Opiniones de una cabra
Señor director de Espectáculos. Ayuntamiento de Madrid.
Muy señor mío:
La que suscribe, Serafina, mamífera rumiante de la gran familia cabruna, natural de El Escorial y residente en Manoteras, de 25 años, soltera y madre de dos hijas, artista de variedades en el elenco del músico ambulante don Silverio Jiménez Expósito, se dirige a usted para manifestar lo siguiente:
Como todas las cabras, servidora tira al monte, pero, a mí me tira la farándula. Llevo más de cinco años actuando por Madrid, aunque no en teatros ni cabarés, sino en la calle y a plena luz del día. He cosechado aplausos en todos los barrios, principalmente Vallecas, Ventas y Estrecho. Me vitorean gentes de toda condición. Amo a Madrid como a mí misma. Somos cinco animales en el tinglado: don Silverio, que toca la trompeta y presenta el espectáculo, su mujer, Eladia, que rasca el pandero con fluidez e ignorancia; su hija Magnolia pasa el platillo; un mono estúpido y rijoso, de nombre Vicentín, hace el indio vestido de sevillana y practica el onanismo con desvergüenza en presencia de menores y señoras de edad. (El primate y una servidora somos polos opuestos, pero hemos intercambiado algunos caracteres: él está siempre cabreado; yo, la verdad, soy muy mona). Ejerzo de acróbata en una escalera portátil y permanezco altiva en su cumbre, cual diosa de Hollywood, hasta que don Silverio me ordena que descienda.
Me han dado palos, pero paso mucha risa. Soy cínica, pero no insolente; escéptica, pero no triste; estoica, pero con cuerpo de jota. No me fío un pelo de la humanidad, pero tampoco abomino de ella, porque, al fin y al cabo, esto es lo que hay. Nací y me crié en un convento de El Escorial. Mientras pastaba en el huerto, escuchaba por la ventana lo que se decía en las aulas de los frailes. Luego, lo rumiaba. En suma, señor mío, sé latín. Todo lo cual me acredita para embestir con tres cornadas cautelares, a saber:
1. En nombre de todos los rumiantes del universo, le sugiero que sea retirado cuanto antes ese simulacro de monumento a las cabras que hay en Arturo Soria. Cuando paso por allí, se me erizan los cuernos.
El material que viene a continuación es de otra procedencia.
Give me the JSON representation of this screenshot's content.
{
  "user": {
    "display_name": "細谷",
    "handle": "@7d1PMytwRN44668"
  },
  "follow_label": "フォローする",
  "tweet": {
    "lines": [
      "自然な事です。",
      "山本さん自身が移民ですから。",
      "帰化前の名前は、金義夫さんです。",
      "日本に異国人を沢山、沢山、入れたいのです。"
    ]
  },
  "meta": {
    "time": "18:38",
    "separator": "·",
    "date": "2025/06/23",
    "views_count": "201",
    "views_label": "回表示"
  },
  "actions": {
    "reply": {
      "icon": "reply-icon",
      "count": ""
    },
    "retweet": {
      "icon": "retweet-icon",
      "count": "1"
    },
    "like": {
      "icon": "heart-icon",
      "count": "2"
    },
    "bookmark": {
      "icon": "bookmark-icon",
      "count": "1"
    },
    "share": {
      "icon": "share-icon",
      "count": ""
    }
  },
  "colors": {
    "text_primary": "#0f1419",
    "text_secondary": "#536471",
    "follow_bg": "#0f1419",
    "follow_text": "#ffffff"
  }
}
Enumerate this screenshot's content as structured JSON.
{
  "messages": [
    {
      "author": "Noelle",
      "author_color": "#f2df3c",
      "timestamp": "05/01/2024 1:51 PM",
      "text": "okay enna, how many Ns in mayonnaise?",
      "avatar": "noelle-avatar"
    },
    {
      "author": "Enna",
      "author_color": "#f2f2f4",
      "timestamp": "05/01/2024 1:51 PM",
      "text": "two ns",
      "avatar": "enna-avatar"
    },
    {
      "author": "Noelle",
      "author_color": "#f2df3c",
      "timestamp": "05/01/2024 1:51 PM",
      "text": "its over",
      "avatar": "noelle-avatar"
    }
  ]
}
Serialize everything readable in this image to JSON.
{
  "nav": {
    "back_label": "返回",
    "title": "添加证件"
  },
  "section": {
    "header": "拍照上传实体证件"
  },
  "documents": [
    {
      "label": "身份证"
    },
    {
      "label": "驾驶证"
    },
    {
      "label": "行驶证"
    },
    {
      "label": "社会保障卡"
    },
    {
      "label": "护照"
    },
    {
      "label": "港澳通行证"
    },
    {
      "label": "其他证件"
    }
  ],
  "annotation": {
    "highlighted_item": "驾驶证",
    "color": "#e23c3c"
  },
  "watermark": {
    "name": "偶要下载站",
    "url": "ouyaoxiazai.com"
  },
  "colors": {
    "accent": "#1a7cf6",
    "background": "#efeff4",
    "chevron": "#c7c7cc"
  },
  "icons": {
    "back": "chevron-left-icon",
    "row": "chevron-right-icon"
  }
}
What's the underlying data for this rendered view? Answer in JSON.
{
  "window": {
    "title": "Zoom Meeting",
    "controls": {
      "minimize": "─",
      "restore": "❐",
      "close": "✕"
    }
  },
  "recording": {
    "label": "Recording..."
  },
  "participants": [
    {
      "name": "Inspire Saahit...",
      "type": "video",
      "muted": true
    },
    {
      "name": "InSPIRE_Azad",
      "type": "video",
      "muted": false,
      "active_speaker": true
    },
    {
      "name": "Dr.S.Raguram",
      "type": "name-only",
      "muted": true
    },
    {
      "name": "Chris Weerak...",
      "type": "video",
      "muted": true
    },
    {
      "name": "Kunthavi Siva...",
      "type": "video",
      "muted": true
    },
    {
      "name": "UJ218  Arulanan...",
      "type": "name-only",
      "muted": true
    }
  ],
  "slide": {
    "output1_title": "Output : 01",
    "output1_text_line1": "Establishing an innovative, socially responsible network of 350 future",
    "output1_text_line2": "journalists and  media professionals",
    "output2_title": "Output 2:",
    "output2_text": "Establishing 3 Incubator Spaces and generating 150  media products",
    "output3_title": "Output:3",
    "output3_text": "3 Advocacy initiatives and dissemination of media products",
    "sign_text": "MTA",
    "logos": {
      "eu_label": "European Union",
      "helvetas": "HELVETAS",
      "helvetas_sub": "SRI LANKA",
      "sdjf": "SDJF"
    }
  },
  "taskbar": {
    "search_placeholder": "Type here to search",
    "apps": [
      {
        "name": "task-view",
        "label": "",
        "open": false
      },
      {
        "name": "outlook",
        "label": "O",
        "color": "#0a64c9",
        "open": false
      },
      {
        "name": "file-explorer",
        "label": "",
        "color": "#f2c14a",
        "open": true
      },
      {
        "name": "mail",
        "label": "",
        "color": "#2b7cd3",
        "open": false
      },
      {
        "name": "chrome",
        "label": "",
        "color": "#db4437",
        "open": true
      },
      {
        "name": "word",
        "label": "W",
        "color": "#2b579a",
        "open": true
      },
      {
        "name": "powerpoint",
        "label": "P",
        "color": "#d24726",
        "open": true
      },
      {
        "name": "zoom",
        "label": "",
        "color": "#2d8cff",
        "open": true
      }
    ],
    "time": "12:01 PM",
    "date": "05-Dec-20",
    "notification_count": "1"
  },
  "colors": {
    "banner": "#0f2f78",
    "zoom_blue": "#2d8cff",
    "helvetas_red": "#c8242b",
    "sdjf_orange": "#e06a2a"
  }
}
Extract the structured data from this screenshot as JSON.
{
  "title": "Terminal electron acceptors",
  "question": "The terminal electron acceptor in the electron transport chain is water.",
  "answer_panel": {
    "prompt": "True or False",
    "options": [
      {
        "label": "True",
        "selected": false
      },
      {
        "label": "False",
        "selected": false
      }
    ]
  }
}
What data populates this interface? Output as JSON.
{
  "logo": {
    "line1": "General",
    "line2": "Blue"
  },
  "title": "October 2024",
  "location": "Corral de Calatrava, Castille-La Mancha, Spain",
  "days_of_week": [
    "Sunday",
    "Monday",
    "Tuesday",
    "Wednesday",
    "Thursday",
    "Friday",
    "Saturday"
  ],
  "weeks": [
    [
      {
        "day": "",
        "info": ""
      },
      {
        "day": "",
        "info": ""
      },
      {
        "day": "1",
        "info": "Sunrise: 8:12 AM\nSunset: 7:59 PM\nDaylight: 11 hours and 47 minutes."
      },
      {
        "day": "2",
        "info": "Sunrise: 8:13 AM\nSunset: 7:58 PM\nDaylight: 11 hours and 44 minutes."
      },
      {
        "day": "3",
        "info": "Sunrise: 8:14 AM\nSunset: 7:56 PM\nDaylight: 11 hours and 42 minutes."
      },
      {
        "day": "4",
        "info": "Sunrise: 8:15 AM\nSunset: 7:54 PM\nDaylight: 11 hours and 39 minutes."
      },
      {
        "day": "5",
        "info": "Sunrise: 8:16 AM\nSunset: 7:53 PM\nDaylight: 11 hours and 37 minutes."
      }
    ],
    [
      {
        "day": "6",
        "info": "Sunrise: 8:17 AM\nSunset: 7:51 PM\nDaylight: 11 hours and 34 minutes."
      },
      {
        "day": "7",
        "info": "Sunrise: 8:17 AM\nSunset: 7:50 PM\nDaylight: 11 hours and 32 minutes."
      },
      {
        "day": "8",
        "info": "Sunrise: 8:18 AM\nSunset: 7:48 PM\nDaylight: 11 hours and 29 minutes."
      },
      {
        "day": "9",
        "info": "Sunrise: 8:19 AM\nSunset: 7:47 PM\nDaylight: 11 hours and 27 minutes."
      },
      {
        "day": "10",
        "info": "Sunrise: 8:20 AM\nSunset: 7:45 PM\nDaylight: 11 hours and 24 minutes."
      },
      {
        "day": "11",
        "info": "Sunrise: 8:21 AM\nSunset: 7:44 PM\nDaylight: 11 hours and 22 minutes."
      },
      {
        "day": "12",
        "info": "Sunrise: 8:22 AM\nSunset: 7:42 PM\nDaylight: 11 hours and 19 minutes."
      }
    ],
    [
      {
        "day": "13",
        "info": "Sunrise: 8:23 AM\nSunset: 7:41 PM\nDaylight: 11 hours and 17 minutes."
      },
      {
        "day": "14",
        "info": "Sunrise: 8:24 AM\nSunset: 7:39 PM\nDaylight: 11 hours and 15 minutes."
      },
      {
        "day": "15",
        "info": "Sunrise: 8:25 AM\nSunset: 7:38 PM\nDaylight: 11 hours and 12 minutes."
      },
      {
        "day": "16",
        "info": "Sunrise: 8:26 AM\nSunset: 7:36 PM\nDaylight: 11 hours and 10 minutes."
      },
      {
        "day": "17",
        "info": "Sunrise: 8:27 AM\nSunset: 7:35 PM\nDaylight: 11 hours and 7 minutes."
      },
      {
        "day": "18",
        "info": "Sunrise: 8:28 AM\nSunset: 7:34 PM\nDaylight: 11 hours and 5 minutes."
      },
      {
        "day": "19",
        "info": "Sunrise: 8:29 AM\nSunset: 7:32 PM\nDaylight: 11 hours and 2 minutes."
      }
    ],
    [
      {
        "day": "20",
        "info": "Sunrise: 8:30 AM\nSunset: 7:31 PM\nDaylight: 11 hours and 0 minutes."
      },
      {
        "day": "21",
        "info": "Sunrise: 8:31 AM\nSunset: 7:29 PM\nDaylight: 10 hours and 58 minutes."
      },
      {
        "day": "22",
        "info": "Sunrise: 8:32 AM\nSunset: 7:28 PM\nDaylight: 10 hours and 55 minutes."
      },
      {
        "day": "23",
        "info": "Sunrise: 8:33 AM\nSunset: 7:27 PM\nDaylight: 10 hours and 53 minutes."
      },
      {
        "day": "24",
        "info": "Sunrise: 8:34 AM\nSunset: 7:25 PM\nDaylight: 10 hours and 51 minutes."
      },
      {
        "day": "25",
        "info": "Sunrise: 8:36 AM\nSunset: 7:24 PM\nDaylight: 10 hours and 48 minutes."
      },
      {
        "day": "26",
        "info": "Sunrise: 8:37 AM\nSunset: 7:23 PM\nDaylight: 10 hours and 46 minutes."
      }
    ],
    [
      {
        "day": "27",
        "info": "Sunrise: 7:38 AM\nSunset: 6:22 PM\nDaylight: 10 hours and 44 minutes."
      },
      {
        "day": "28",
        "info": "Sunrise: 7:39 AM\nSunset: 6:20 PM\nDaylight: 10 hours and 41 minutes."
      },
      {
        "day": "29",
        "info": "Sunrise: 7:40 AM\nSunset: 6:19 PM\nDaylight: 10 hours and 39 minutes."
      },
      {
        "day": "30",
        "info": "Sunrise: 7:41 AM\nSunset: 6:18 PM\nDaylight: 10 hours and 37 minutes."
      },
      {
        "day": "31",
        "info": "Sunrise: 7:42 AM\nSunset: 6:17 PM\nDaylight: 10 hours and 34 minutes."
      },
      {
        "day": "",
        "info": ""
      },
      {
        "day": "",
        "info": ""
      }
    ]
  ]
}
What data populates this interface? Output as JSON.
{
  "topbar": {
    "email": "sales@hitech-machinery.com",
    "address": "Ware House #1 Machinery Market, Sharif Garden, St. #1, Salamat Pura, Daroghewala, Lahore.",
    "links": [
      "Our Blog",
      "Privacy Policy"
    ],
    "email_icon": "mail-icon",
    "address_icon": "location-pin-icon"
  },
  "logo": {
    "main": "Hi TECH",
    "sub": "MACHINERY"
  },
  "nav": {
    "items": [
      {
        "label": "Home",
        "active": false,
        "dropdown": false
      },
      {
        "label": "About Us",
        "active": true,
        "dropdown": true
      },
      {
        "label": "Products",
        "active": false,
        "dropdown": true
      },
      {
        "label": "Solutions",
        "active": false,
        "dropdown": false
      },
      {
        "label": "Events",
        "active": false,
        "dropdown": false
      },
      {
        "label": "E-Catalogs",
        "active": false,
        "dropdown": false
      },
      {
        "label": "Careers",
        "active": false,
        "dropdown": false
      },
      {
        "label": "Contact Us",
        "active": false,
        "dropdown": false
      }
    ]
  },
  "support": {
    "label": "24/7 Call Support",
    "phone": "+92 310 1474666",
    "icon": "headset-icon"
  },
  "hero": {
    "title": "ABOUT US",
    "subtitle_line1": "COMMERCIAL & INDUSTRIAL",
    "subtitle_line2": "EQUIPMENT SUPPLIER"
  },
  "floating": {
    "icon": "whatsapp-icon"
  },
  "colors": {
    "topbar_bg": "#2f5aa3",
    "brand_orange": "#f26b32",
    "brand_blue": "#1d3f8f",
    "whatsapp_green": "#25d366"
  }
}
Eso no es una estatua; es un cadáver maquillado por taxidermistas.
2. Están desapareciendo de nuestra ciudad las compañías de músicos ambulantes con cabra (el mono es prescindible). Ya sólo quedamos cuatro o cinco. Hay subvenciones para todo tipo de saraos, pero las cabras no recibimos un duro del Ayuntamiento, ni siquiera una palmadita en los cuernos. Sin embargo, nosotras llevamos muchos siglos impartiendo ternura, pasodobles, circo, melancolía y risas por la vía pública. Madrid, durante el día, se está convirtiendo en una ciudad crispada, triste incluso. Hacen falta saltimbanquis, volatineros, charlatanes, zíngaros, chuchos disfrazados de futbolistas, pasacalles, dianas floridas, titiriteros, rapsodas de esquina y, por supuesto, muchas cabras. En definitiva, necesitamos gente que haga el oso a la sombra de un madroño.
3. Ya va siendo hora de que al madrileño se le deje de llamar gato. El gato es un animal de malas compañías, sátrapa de bigotes, felino de lupanar, insolente, pretencioso y privado del sentido del humor. Propongo que a los madrileños se les llame cabras. Aquí se concentran miles de seres que tienen algo de cabrito o cabrita; otros tantos están como chotas; abundan también las cabras en aumentativo masculino. Científicos japoneses han descubierto que mascar chicle es el mejor remedio para permanecer despiertos, mejor incluso que la música, la conversación y el ejercicio físico. Pero mascar es muy parecido a rumiar. En consecuencia, para que no te tomen el pelo, para andar espabilado, hay que ser un rumiante. De todo lo cual se colige que parecerse a una cabra es una de las pocas cosas cuerdas que se puede hacer en este mundo, como ya descubrió Erasmo de Rotterdam, que era un hombre de Dios. Y hablando de Dios: bueno, adiós.